Donations at the event and the UPCC fundraiser cushioned the club to gain more than half of the $800 needed to continue accessing the AAA wall.

“Hopefully we’ll get some help with our funding and people will leave with a better understanding than what they came with of climbing,” Watts said. “Maybe some youngster will be
inspired to try it out.”

The late 70s was a time of exploration. Watts got a call from a friend riding in an old “beat-up Beetle” off from 550 Road, shouting excitedly about a tall slab
of rock. What Watts didn’t know, was that he
was soon to develop one of the most popular climbing sites in the Marquette region,
the AAA wall.

“We were the early adventurers. The biggest thing I’ve discovered over the years is that every year I find something new, and there’s a lot more rock climbing here than people think about,” Watts said. “You can have a lot of fun in Marquette with just
a five-minute drive.”

The event lasted over the allotted hour, as community members, NMU students and grimy climbers alike kept Watt’s
story momentum going. For the past four
decades, Watts has been mapping routes,
caravanning to and climbing on rocks, snow and ice in U.P. and more. His
frequent visits to local Marquette craigs and passion for climbing has led him to
become the namesake of Phil’s Hill located by the Marquette Mountain Ski Area.

“I’ve developed a deep appreciation for Marquette,” Watts said. “I retired two years ago and friends ask me, ‘Well, where are you going to move to now that you’re retired?’ and I say, ‘Move? There’s no way. I’ve got everything I’m interested in here.’”

Along with being a world leader in climbing and mountaineering related
physiological research, Watts is also the author of “Rock Climbing” from
Human Kinetics Publishers. Watts
delivered the opening keynote addresses at the first and second International Conferences on Science and Technology
in Climbing and Mountaineering in Leeds, England, in 1999 and 2002, and he
currently serves as an officer for the
International Rock Climbing Research Association.

NMU students were in attendance, including president of the South Superior Climbing Club and
environmental science major Myles Walimaa.

“My favorite part of climbing in Marquette is
the community. Whatever you end up
doing, there’s a lot of support [for it],” Walimaa said. “Phil is responsible for
all the enjoyment I get from this activity here.
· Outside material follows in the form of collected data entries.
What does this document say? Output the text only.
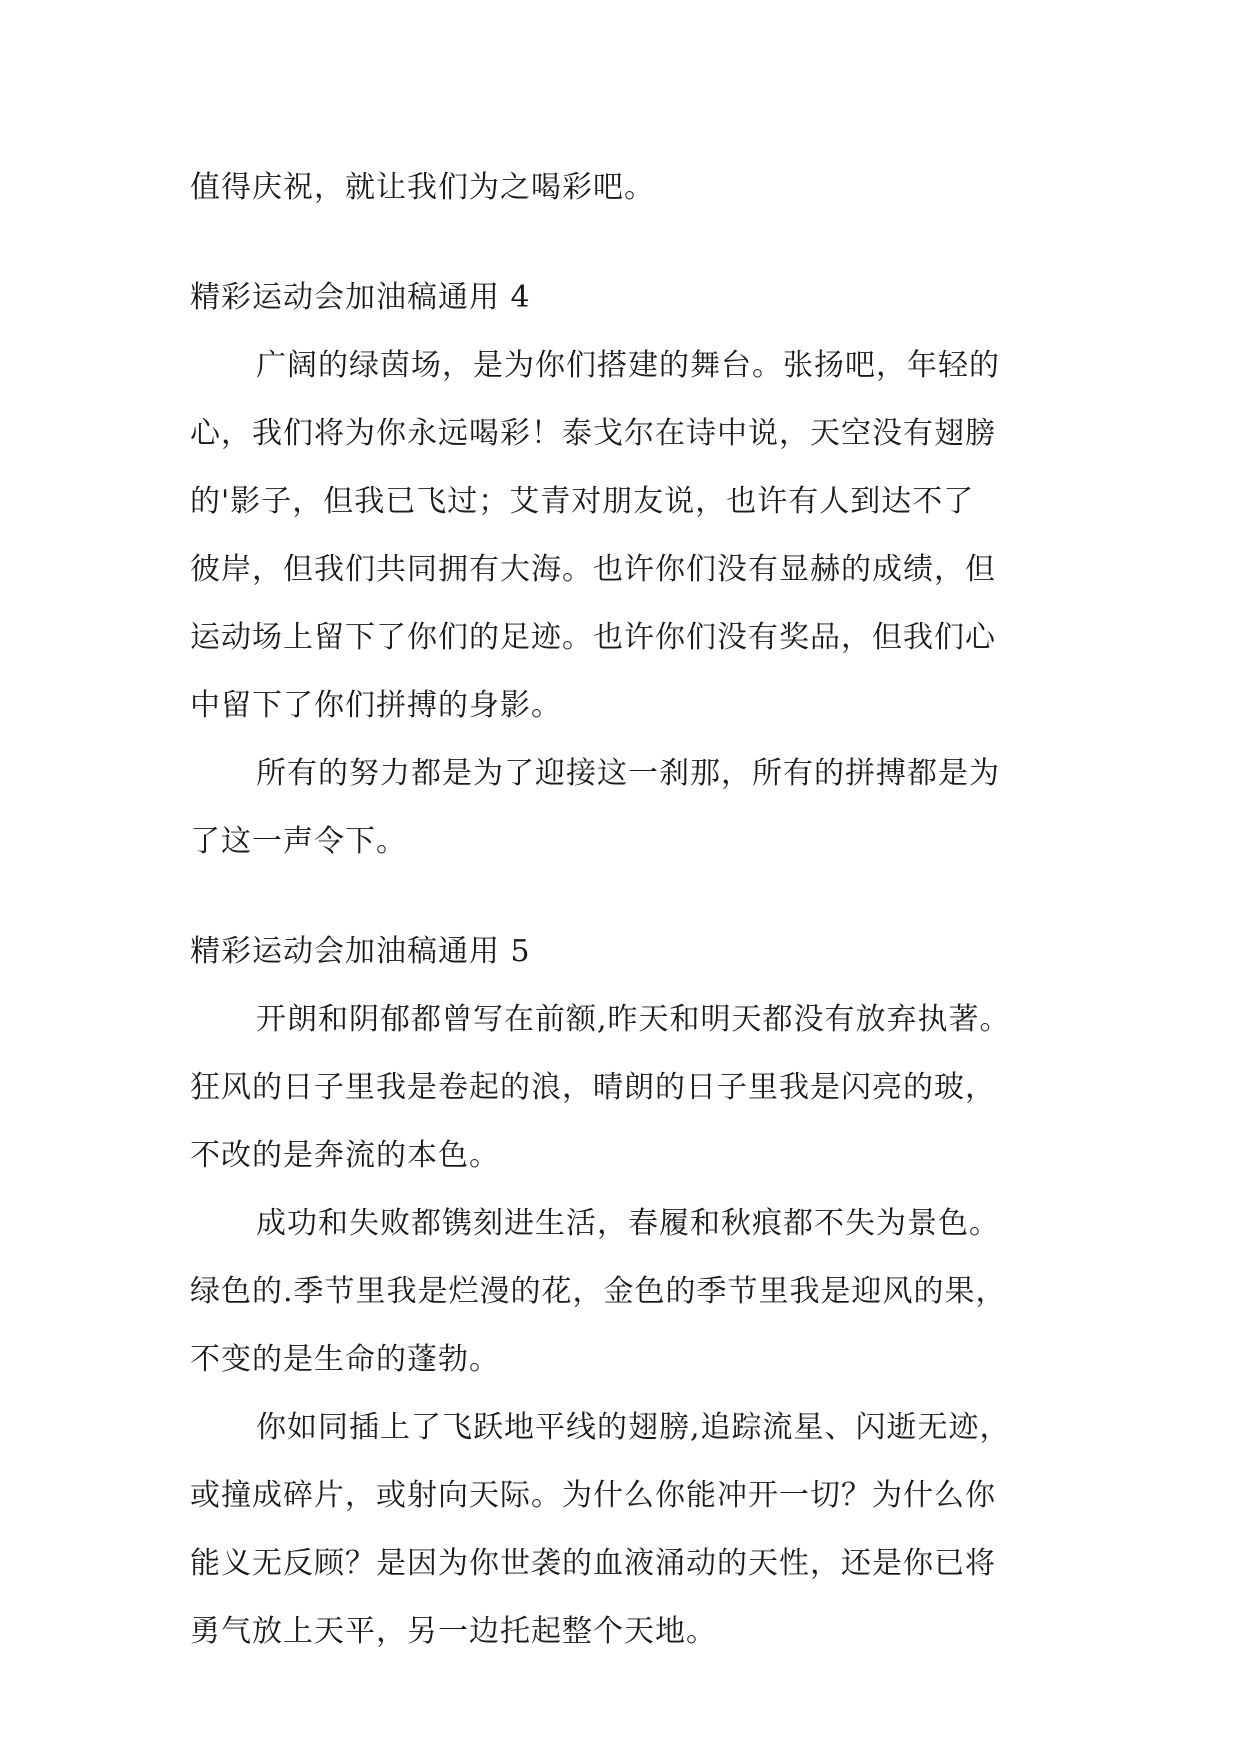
值得庆祝，就让我们为之喝彩吧。
精彩运动会加油稿通用 4
广阔的绿茵场，是为你们搭建的舞台。张扬吧，年轻的
心，我们将为你永远喝彩！泰戈尔在诗中说，天空没有翅膀
的'影子，但我已飞过；艾青对朋友说，也许有人到达不了
彼岸，但我们共同拥有大海。也许你们没有显赫的成绩，但
运动场上留下了你们的足迹。也许你们没有奖品，但我们心
中留下了你们拼搏的身影。
所有的努力都是为了迎接这一刹那，所有的拼搏都是为
了这一声令下。
精彩运动会加油稿通用 5
开朗和阴郁都曾写在前额,昨天和明天都没有放弃执著。
狂风的日子里我是卷起的浪，晴朗的日子里我是闪亮的玻，
不改的是奔流的本色。
成功和失败都镌刻进生活，春履和秋痕都不失为景色。
绿色的.季节里我是烂漫的花，金色的季节里我是迎风的果，
不变的是生命的蓬勃。
你如同插上了飞跃地平线的翅膀,追踪流星、闪逝无迹，
或撞成碎片，或射向天际。为什么你能冲开一切？为什么你
能义无反顾？是因为你世袭的血液涌动的天性，还是你已将
勇气放上天平，另一边托起整个天地。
I give him many thanks for that.”

Despite the chalky, bleeding cracked
fingers, searing ache of strained muscles and literal leaps of faith, Watts continues to climb for the community, beauty and
compassion he finds within the climbing world, he added.

Wildflowers in full bloom on alpine meadows, snow blanketed mountains, vast landscapes and sunrises were all seen through the zipping open of Watt’s tent over the past 40 years.

“It’s community. Some of my best friends came from it. When you’re working together, you’re a unified body,” Watts said. “It’s the beauty. Climbing has brought me into areas that haven’t been spoiled.”
Watts’ presentation at PWPL was a
celebration of three qualities of climbing that have been important to Watts over the past 40 years.
“Rock climbing is to suffer with. It’s
companionship, friendship and the
beauty of the environment. You suffer on
the mountain with no food,” Watts said. “When you suffer, you understand them.”